- 5 months ago
I would like to start this post by saying… that I personally believe everyone gossips, hopefully just a little. Everyone. Including myself.
I visited my inlaws over Easter weekend for the first time in 5 months. I typically dont go this long without seeing them but if I’m being honest my immediate family (sisters, brothers, dad and step-siblings and my inlaws) consists of a whopping 25 individuals which is alot of family functions and its alot to deal with. Sometimes too much, I normally make my inlaws a priority over my step-siblings functions but so far, this year, I havent. My inlaws have been getting the short stick thus far.
This weekend I go over to the house and one of the first things they ask is how my sister has been enjoying her new house. I answered the question and then asked how she knew. She told me, a mutual friend of the family. Then they asked how my father is enjoying his new condo. I answered, again the mutual friend of the family told them. Then they asked how my brother is enjoying the new city that he moved to. The mutual friend could have potentially told them but I have no clue. I stopped asking how they found everything out because at this point, I was annoyed. But if I had to guess, the mutual friend told them or they researched my brothers FB account whom, they are not “friends” with.

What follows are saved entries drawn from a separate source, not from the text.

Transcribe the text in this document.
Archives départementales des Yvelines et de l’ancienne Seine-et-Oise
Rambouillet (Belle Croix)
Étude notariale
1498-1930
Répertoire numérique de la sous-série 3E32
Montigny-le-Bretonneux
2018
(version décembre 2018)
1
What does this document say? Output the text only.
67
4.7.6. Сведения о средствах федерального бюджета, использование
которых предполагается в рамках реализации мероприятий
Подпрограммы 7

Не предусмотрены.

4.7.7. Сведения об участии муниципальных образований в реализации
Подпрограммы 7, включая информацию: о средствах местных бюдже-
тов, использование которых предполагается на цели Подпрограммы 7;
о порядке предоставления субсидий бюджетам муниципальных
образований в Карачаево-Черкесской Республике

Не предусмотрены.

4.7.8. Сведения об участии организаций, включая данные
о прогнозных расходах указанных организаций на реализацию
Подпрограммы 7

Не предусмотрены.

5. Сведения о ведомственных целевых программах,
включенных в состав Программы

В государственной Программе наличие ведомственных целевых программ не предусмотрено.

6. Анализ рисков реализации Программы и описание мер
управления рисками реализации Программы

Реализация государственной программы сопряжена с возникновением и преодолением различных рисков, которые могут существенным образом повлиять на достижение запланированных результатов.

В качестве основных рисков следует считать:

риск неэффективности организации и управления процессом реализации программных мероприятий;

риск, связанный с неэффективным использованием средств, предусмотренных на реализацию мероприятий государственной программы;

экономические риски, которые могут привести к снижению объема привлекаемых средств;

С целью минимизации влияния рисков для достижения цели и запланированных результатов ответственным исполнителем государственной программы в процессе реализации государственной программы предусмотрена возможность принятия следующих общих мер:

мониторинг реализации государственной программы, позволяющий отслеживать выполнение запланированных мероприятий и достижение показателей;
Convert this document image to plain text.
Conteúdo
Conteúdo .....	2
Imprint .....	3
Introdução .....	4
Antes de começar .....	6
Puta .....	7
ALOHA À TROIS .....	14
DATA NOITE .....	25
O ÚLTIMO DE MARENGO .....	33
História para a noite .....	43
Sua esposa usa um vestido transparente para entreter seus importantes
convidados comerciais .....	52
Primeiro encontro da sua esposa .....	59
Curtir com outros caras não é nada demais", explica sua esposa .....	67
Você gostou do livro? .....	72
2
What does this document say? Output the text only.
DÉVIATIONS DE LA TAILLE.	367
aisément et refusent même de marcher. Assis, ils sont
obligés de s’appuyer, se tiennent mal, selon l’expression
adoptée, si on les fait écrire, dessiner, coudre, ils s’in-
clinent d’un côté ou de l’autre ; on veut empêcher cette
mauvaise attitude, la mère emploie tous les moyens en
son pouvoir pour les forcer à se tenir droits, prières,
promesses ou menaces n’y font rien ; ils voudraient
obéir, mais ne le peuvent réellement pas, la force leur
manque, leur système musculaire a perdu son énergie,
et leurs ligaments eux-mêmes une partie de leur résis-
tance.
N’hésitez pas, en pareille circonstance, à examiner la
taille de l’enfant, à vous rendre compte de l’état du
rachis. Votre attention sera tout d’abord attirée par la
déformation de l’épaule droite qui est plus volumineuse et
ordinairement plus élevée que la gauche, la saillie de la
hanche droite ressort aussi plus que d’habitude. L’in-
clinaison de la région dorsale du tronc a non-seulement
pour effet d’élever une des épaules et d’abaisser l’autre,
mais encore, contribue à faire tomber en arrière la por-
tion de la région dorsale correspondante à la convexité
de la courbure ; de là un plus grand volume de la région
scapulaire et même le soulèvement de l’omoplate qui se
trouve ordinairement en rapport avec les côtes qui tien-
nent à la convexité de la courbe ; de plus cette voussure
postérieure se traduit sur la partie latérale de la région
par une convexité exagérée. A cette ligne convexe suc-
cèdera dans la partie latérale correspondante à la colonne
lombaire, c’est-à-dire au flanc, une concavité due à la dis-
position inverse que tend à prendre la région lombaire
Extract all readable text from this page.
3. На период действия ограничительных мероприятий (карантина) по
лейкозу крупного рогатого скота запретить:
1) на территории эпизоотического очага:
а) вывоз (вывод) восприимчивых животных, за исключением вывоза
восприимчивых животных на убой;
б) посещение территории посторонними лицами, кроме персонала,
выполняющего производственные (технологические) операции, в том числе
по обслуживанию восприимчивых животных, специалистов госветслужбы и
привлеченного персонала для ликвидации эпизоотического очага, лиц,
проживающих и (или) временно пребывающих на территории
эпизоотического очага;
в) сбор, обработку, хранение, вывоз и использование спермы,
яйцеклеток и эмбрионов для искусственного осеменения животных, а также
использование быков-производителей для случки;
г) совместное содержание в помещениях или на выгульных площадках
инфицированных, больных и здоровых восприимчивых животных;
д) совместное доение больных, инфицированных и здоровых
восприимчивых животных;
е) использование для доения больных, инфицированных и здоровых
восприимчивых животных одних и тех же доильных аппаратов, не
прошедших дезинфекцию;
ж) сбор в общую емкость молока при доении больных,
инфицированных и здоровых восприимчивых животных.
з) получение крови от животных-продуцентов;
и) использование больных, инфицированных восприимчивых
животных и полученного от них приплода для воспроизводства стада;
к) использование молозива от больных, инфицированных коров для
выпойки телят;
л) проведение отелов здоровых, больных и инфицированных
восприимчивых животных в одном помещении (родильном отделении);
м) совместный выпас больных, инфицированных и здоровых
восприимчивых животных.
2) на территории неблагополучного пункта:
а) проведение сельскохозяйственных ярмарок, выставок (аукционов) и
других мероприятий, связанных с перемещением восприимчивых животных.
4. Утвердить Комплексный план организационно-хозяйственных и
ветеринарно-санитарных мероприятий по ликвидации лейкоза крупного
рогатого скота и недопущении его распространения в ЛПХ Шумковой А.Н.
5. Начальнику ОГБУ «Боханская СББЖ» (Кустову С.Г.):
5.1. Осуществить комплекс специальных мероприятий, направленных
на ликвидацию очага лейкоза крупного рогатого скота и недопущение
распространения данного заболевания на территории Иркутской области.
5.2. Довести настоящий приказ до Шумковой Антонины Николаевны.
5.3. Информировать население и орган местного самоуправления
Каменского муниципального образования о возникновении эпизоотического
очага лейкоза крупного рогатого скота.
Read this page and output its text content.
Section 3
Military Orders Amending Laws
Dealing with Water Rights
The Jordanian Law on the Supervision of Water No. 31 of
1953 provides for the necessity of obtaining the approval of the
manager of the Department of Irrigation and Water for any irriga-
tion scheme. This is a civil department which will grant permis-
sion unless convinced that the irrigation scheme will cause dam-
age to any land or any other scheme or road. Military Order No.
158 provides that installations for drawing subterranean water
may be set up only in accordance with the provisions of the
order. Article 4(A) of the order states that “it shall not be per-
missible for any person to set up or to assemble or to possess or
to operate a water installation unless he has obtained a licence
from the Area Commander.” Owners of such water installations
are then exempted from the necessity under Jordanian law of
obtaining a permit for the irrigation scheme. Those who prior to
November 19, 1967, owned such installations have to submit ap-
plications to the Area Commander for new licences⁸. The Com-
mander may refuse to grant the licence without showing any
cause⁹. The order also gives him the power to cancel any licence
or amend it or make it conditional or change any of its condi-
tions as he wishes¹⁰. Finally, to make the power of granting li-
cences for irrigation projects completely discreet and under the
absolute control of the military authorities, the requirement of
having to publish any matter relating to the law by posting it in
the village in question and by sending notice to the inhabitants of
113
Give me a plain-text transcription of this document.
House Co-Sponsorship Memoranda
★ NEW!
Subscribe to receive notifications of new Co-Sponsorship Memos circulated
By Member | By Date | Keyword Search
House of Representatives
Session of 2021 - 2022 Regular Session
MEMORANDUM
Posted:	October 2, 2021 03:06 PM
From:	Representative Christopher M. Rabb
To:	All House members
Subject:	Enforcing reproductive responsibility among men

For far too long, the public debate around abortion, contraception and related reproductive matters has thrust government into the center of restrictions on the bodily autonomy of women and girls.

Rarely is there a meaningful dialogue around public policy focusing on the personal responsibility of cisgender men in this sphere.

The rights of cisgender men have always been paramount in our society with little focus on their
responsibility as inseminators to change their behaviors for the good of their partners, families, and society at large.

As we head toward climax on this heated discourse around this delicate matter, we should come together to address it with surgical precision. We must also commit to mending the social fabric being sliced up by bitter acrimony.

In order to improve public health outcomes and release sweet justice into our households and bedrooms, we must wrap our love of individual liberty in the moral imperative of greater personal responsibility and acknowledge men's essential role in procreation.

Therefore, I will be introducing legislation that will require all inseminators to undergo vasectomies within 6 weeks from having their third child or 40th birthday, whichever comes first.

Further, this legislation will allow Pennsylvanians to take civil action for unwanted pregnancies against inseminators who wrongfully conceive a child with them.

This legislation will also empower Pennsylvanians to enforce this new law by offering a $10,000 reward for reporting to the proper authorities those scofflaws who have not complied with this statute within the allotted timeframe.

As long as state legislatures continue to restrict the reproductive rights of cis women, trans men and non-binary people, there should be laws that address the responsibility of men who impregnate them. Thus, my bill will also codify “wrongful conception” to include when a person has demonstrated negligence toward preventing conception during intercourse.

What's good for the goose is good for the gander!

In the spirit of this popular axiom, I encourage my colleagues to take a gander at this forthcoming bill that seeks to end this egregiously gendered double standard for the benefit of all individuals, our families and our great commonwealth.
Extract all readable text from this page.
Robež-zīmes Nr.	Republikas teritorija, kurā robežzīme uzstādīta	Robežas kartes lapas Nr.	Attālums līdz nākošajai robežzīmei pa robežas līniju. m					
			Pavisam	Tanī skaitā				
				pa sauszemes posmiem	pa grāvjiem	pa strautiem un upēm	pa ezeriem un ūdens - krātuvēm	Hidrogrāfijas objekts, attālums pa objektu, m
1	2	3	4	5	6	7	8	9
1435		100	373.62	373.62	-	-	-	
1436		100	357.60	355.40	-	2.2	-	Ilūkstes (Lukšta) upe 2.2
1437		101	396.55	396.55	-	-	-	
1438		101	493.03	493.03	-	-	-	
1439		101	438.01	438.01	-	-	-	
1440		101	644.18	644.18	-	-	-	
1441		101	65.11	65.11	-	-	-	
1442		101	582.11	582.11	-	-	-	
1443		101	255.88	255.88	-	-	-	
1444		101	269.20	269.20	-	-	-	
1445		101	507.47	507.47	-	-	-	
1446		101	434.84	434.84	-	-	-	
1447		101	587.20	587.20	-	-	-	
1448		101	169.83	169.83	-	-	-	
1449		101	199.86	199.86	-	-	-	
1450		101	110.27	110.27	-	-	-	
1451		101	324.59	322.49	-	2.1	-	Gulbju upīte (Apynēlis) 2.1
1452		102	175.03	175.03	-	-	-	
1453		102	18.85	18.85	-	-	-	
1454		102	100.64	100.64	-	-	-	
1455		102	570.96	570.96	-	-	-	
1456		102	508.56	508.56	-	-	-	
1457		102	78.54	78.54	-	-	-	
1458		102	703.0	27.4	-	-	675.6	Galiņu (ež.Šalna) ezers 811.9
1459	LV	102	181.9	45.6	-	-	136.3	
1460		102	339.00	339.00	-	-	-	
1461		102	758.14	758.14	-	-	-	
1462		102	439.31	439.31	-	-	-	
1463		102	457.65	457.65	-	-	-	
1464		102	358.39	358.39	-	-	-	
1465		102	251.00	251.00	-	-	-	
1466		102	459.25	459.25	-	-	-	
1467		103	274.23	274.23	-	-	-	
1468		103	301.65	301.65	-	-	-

Okay, so I am struggling. I am a private person. I dont generally share news about myself unless I am asked. Like… a new job, what Ive been up to, what my summer plans are etc etc. However, if I am asked, I share. I dont get down to the nitty gritty and share every detail but I do share what I feel comfortable sharing. I also feel, no one is entitled to know anything unless I want to share it. Even family. I am just struggling with the fact that they knew all about my family and none of it came from my mouth. The thing is, they are very curious people and were the ones asking for the information from the mutual friend. In the past they have also grilled my husband with kind of odd questions about my family dynamics (ie. what sibling im closest to, do all my siblings get along, etc etc)
I know that every family is different. Fortunately, my family doesnt seem so curious in my husbands family. They almost never ask me about them and if they do have a question about them they ask my husband directly. Which is great, it gives him the ability to share as little or as much as he feels comfortable. Unfortunately, I dont get that same treatment from my inlaws. I feel a little disrespected always being asked ABOUT, but rarely being asked directly. Talking ABOUT personal things in my life but rarely talking WITH me about them. I just dont like that my family is obviously being discussed when I am not present, or that i am being talked about and I dont know to what degree, what negative or positive things are being said when I cannot be there to defend it.
How do I navigate this? What do I say/do without making it uncomfortable for my husband?
I would also like to say, I will not ask my husband to speak to them about this as I feel it kind of defeats the entire purpose of them talking to me instead of about me. It should be vice versa as well.